Note that the system now can only understand and generate a single utterance. Progress towards a broader coverage of English awaits the completion of the Grammar Acquisition Skill, and the Vocabulary Acquisition Skill.

I have completed coding the English Generation Skill and I tested it on my use case utterance “the book is on the table“. As expected, I wrote the supporting Generation Rule Application Library with less effort than its counterpart on the parsing side - Parsing Rule Application Library. The same rule set is used by both libraries, and the method of rule application is similar. In my opinion, this is strong validation of the Fluid Construction Grammar engine that I adopted from Luc Steel’s work here.

As noted in my page on the English Comprehension Skill, my use case utterance “the book is on the table” has been elaborated with ambiguities to challenge the parser with respect to figuring out the right interpretation within the discourse context. Without much guidance from the literature on Natural Language Generation (NLG), I hypothesized that a cognitively-plausible generation system should prune generation alternatives at the earliest possible point and the beamwidth of the generation interpretation tree should be 1. I selected the following features to score the generation alternatives. I hope in the future to employ machine learning to optimise the weighting of the factors.

Generated utterances are favored:

  • that have fewer words
  • that reuse previously uttered words for a given meaning term
  • that use words that the recipient is otherwise likely to know
  • that have the least effort when performing a trial parse of the (partial) utterance

Presently I am satisfied with these features, while conceding that performing numerous trial parses during generation degrades the response time. For example, in the use case utterance, I included the following ambiguities for a total of six possible generation alternatives:

  • book, tome and volume were treated as synonyms for the meaning cyc:BookCopy (i.e. a book)
  • on and on top of were treated as equivalent constructions for the meaning texai:OnTopOf-SituationLocalized (i.e. the situation having something on top of something else)
  • book means either cyc:BookCopy or texai:SheetsOfPaperBoundTogetherOnOneEdge, in which the latter term can be used for a pad of paper or a matchbook

These are the six alternative generated utterances:

  1. the book is on the table
  2. the book is on top of the table
  3. the tome is on the table
  4. the tome is on top of the table
  5. the volume is on the table
  6. the volume is on top of the table

Alternatives (2), (4), and (6) are disfavored because they are longer. Alternative (1) is disfavored because the trial parse has more effort to figure out which word sense of book is meant, given that the discourse context contains a reference to a cyc:BookCopy. The preferred utterance was therefore a tie between (3) and (5), and the system generated choice (5). Because a human would not make the same choice, I believe that book and volume are not truly synonymous as WordNet groups them.
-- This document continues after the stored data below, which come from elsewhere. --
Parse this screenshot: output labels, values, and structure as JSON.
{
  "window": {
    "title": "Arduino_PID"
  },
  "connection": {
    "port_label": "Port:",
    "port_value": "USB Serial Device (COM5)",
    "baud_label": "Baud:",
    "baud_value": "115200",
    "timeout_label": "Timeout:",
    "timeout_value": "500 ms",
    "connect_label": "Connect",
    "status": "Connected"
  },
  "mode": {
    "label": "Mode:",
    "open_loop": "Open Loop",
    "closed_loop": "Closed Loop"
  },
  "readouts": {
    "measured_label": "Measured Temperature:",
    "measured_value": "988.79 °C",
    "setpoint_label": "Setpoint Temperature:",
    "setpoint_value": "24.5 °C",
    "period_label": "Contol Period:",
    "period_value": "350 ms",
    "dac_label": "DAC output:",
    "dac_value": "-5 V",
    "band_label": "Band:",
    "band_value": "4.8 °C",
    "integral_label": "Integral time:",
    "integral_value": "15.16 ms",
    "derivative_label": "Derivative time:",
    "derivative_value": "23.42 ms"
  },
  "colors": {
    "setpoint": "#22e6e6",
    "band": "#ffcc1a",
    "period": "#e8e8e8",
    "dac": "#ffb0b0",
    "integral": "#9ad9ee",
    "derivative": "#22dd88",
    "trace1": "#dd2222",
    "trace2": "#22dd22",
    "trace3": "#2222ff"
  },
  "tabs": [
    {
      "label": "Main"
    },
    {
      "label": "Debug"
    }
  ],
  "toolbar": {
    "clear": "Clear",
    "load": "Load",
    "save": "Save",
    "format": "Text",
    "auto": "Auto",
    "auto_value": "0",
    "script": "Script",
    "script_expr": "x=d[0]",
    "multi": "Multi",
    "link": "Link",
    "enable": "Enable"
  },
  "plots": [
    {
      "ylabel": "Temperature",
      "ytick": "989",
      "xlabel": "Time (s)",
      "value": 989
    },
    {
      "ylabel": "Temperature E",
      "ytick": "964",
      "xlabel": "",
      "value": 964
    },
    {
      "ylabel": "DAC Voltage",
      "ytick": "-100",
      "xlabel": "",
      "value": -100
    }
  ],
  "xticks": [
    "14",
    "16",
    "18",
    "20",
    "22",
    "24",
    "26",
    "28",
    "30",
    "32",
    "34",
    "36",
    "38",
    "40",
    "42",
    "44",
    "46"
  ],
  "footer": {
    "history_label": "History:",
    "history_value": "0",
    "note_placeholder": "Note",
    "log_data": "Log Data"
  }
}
I’ll revisit this use case in the vocabulary acquisition skill when the user will have the opportunity to elaborate the semantics for these words so that they can be generated more appropriately.

The next task ahead for the Texai project is to write the Vocabulary Acquisition Skill. Unlike the most recently completed tasks that built upon earlier work, this one will require more analysis and design, beginning with a set of use cases. To obtain data, I performed a word frequency analysis of the 324,000 glosses (definitions) from the Texai lexicon. The results are in the project repository at SourceForge here. By being taught lexical stem and morphological constructions that cover only 15% of the most frequently used words, it should be possible to automatically parse 50% of the word sense definitions. That is, about 13,000 words out of 85,000 words can be used to parse approximately 150,000 word senses out of the 300,000 contained by the lexicon. About 12,000 WordNet word senses are already mapped to the OpenCyc portion of the Texai ontology, and that’s a good start.